Vous n’êtes certainement pas sans le savoir, Charlotte a transmis sa passion pour le monde sous-marin à Mathieu depuis quelques années. Lors de nos pérégrinations à travers le monde ces dernières années, nous avons pu vivre de fabuleux moments sous-marins : la mer rouge, l’Indonésie, le Mexique, les Caraïbes, l’Espagne, la Thaïlande, le Vietnam… Et bien que partis en tour du monde depuis un peu plus de 5 mois, nous n’avions toujours pas fait de plongée. Les Philippines étaient donc pour nous l’un des check-point plongée de notre voyage et nous n’avons pas été déçus.

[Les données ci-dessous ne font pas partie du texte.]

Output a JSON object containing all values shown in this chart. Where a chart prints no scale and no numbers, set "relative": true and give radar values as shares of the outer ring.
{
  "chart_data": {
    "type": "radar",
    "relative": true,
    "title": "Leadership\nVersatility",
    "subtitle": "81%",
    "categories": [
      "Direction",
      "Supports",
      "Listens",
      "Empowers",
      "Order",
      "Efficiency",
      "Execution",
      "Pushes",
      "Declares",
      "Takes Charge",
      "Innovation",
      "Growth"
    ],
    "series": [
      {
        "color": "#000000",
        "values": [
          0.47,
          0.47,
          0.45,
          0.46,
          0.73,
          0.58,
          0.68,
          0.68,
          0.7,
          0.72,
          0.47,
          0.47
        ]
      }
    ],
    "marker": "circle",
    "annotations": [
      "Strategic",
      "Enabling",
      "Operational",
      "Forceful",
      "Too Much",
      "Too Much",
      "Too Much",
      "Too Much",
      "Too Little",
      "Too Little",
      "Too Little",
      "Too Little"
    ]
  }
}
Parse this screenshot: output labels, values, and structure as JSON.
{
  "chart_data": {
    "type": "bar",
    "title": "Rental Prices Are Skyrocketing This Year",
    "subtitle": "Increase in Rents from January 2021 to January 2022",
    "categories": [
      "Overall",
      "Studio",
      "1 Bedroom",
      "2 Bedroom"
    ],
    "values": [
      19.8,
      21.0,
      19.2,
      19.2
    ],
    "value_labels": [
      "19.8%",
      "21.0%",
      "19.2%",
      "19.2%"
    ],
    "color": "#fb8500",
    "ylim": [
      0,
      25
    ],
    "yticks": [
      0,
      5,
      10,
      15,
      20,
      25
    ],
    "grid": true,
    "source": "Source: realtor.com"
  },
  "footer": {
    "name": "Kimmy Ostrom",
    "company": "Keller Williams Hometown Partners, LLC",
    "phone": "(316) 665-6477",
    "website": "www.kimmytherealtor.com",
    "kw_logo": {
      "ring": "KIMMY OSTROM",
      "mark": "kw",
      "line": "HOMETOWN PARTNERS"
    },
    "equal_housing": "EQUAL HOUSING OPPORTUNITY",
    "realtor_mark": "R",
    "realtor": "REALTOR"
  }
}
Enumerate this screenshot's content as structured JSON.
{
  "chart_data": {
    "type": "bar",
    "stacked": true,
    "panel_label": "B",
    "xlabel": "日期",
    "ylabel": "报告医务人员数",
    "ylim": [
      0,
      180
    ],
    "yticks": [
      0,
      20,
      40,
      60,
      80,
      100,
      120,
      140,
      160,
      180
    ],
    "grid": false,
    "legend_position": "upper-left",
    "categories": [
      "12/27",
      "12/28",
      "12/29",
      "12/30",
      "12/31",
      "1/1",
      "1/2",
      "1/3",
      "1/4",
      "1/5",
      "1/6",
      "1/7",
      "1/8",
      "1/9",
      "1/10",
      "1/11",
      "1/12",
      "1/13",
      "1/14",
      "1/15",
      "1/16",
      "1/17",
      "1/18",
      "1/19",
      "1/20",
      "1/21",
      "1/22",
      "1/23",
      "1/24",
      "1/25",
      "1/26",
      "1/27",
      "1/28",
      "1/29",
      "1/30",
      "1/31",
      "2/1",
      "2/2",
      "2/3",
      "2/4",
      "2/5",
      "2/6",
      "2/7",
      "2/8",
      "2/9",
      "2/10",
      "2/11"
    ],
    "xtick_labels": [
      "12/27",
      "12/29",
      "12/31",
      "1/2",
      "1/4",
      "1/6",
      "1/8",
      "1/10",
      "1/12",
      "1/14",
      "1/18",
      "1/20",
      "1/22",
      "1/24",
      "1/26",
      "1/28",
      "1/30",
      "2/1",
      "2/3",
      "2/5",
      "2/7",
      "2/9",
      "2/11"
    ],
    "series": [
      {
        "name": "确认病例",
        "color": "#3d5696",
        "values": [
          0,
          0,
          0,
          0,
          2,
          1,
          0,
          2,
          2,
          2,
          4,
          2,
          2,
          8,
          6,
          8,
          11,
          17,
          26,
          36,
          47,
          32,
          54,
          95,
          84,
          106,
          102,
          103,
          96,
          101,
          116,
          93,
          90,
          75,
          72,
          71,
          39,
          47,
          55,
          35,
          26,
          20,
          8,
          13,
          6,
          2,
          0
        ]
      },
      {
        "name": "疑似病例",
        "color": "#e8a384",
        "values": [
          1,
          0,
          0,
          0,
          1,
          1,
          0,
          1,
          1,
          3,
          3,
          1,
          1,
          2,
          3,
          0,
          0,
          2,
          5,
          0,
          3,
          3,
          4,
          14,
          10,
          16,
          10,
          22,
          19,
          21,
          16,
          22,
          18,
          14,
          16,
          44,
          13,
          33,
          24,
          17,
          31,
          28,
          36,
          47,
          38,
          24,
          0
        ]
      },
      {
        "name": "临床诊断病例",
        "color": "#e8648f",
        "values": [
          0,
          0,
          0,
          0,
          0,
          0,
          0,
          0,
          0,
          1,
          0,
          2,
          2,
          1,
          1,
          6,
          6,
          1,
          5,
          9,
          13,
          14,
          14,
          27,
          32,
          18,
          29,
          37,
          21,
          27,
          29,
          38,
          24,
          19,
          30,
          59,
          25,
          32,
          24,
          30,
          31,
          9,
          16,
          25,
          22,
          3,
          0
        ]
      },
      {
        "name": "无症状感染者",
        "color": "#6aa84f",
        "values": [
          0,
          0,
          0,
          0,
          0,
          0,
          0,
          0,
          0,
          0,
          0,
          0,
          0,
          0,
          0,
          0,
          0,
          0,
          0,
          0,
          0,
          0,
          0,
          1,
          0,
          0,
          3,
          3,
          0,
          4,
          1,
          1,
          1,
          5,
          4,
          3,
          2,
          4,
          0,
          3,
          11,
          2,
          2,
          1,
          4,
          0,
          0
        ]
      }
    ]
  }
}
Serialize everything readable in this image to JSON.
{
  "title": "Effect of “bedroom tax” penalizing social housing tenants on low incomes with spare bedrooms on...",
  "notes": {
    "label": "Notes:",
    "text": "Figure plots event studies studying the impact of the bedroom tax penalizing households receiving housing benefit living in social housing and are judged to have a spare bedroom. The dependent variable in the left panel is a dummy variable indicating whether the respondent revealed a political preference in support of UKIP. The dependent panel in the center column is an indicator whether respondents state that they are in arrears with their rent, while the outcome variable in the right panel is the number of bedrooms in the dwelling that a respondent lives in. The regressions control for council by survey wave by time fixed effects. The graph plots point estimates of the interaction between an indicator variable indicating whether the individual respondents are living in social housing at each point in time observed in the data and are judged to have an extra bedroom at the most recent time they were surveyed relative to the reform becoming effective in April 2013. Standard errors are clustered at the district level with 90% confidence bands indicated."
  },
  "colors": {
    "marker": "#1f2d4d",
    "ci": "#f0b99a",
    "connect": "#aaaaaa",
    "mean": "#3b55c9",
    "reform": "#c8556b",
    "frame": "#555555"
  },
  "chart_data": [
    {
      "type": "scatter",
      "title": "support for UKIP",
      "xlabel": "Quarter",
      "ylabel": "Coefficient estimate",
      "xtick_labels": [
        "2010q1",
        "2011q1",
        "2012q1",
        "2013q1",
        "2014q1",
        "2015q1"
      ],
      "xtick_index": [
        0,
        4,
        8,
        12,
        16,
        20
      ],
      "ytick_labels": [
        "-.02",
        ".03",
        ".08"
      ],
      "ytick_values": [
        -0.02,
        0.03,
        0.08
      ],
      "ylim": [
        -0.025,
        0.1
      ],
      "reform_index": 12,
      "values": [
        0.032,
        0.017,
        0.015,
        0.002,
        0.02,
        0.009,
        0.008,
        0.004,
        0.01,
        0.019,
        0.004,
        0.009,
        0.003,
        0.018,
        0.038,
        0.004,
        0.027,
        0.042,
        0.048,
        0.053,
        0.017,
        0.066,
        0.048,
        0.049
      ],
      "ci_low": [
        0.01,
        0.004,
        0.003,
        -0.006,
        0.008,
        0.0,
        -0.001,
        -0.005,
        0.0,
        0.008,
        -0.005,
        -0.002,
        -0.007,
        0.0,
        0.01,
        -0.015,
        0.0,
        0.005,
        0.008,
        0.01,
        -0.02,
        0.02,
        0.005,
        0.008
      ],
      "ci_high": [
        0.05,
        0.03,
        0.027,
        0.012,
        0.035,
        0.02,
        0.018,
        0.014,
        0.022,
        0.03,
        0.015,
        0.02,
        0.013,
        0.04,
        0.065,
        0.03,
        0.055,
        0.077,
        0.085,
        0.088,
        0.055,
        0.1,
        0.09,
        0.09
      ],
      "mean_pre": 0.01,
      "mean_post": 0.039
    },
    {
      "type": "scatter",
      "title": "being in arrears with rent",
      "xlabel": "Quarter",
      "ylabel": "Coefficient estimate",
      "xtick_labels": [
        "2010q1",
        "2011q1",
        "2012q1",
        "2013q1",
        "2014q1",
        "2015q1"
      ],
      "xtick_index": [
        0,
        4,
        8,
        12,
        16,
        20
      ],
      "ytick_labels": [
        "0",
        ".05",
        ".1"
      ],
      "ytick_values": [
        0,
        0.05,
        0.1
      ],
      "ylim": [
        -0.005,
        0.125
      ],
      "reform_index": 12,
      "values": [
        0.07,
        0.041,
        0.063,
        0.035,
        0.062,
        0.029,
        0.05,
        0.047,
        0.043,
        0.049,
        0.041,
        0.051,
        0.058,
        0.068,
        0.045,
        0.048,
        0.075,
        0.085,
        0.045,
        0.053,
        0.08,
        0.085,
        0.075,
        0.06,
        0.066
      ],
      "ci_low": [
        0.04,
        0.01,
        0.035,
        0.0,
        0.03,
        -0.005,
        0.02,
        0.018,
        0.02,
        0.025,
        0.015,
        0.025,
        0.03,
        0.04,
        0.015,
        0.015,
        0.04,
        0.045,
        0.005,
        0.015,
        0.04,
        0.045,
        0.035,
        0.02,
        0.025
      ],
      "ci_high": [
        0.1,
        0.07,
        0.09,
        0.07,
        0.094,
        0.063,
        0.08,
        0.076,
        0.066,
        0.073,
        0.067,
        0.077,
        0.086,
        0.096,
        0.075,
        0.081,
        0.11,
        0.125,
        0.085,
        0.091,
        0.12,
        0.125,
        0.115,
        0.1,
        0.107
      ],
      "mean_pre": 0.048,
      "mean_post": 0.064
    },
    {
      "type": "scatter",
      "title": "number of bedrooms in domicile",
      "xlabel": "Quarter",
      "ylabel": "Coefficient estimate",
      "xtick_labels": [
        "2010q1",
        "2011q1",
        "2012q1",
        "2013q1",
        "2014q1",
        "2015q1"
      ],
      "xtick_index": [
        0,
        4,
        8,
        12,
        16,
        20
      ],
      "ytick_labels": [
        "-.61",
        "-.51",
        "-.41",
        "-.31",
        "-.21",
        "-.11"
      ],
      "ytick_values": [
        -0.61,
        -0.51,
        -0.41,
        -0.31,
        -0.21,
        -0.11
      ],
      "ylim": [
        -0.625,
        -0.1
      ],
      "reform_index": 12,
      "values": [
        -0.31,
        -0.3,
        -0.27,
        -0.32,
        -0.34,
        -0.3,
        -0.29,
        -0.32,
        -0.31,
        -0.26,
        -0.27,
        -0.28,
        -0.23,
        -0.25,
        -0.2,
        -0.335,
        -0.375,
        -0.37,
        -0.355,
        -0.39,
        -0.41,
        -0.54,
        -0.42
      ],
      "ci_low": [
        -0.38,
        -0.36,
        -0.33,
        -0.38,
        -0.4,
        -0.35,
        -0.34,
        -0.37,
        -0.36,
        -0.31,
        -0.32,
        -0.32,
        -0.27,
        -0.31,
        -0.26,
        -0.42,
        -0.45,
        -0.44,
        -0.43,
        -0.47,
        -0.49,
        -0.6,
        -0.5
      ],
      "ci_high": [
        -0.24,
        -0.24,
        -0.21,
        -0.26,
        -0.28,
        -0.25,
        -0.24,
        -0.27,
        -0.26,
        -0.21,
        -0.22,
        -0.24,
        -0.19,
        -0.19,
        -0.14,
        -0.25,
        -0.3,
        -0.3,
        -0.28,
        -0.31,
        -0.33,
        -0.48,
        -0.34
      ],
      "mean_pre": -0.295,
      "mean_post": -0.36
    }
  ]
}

· PANDAN ISLAND – le paradis sans chichi

Suite à des retrouvailles avec Suzanne (copine à Mathieu installée depuis plusieurs années en Asie) au Vietnam, nous avons hérité de ses supers bons plans aux Philippines, et notamment une petite île à peine citée dans le Lonely Planet. Bon, en même temps, avec plus de 7000 îles aux Philippines, on comprend aisément que le choix soit difficile et c’est tant mieux ! Cette île tombait plutôt bien car à proximité d’un lieu de plongée où nous souhaitions vraiment aller : Apo reef (voir paragraphe suivant). C’est parti, on y va, vol réservé pour le surlendemain de notre arrivée aux Philippines en direction de San José Mindoro à 5h15 du matin (eh oui, un seul vol par jour), tricycle, puis trajet de 2 heures en Van pour remonter sur Sablayan, petite ville de pêcheur au milieu ouest de l’île de Mindoro, à nouveau tricycle pour nous rendre au « port de pêche » et là, traversée avec notre première bangka (sorte de bateau transformé en trimaran pour mieux tenir la mer) vers l’île juste en face à quelques kilomètres à peine. C’est donc un peu avant 10h du matin que nous sommes arrivés sur cette île paradisiaque. Imaginez une île de sable blanc entourée de coraux vierges de toute agression humaine, achetée par un couple franco-philippin il y a une quinzaine d’années et sur laquelle ils ont construits un complexe hôtelier au fil des ans, c’est-à-dire une vingtaine de bungalows, un club de plongée, un restaurant (le seul de l’île) et un bar (idem), le tout se voulant sans chichi et comme on dirait chez nous à la bonne franquette, pour un coût plus que raisonnable (de 17€ la nuit pour les chambres vue mer avec SDB et toilettes communes à 45€ pour les bungalows individuels avec terrasse) et dans le respect de l’environnement : pas d’engins motorisés sur l’île, pas de commerce, pas de transport outre les bangkas, douches à l’eau saumâtre et baquet d’eau douce pour se rincer, eau filtrée à volonté pour s’hydrater et éviter les déchets plastiques, petit-déjeuner et déjeuner à la carte et buffet varié et délicieux le soir.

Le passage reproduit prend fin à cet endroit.